Critical Questions for COVID-19 Immunity

Several outstanding questions are crucial to address to understand whether prior infection confers protection upon subsequent reinfection and for informed development of vaccines. First, determining whether a neutralizing antibody and/or SARS-CoV-2-specific T cell response is sufficient to prevent clinical disease and transmission is critical. If so, it will also be important to determine the magnitude of the responses required to provide protection in order to inform both social measures and vaccine strategies that can limit spread. Second, it will be essential to perform longitudinal studies to establish the longevity of these protective adaptive immune responses following natural infection or vaccination. Proper and detailed longitudinal studies will require substantial investment of resources by governments, industry sources, non-governmental agencies, and others. Third, identifying factors that contribute to the dysregulated immune response and immunopathology in patients with severe disease could inform early therapeutic options to limit disease severity.
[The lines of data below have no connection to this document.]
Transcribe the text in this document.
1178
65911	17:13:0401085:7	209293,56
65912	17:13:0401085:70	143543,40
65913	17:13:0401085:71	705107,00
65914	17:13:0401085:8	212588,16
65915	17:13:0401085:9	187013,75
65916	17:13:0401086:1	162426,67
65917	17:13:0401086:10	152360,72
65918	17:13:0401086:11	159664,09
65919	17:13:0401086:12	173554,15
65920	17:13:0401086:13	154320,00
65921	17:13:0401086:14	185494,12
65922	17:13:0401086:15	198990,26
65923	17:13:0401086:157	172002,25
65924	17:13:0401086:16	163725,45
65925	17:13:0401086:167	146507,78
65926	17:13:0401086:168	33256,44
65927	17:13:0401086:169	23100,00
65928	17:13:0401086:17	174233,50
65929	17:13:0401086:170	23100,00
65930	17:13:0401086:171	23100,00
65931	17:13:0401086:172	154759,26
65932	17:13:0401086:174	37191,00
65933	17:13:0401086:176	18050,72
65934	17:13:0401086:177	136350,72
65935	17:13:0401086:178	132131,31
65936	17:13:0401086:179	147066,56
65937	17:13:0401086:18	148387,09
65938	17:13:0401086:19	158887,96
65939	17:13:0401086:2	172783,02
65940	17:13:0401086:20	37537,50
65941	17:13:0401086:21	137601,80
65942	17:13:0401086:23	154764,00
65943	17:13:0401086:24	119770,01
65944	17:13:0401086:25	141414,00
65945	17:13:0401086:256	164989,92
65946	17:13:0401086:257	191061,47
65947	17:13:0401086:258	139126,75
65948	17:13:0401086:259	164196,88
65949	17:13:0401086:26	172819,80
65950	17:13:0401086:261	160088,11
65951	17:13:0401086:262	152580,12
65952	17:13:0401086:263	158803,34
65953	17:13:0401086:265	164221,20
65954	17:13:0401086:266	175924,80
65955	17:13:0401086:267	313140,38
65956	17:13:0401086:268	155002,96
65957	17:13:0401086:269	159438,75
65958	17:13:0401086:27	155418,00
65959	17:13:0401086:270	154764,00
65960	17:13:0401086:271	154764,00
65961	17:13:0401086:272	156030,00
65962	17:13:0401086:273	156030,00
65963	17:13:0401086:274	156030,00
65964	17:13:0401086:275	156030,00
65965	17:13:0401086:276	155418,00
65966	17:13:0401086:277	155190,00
A critical part of these endeavors will require identification of biomarkers that identify patients predisposed to severe disease so that they can be managed aggressively to prevent poor outcomes. Finally, it will be essential, as vaccines are introduced into widespread use, to not only assess efficacy against severe disease and ability to minimize transmission but also identify vaccine-enhanced disease so that vaccination is safe and widely accepted by the public.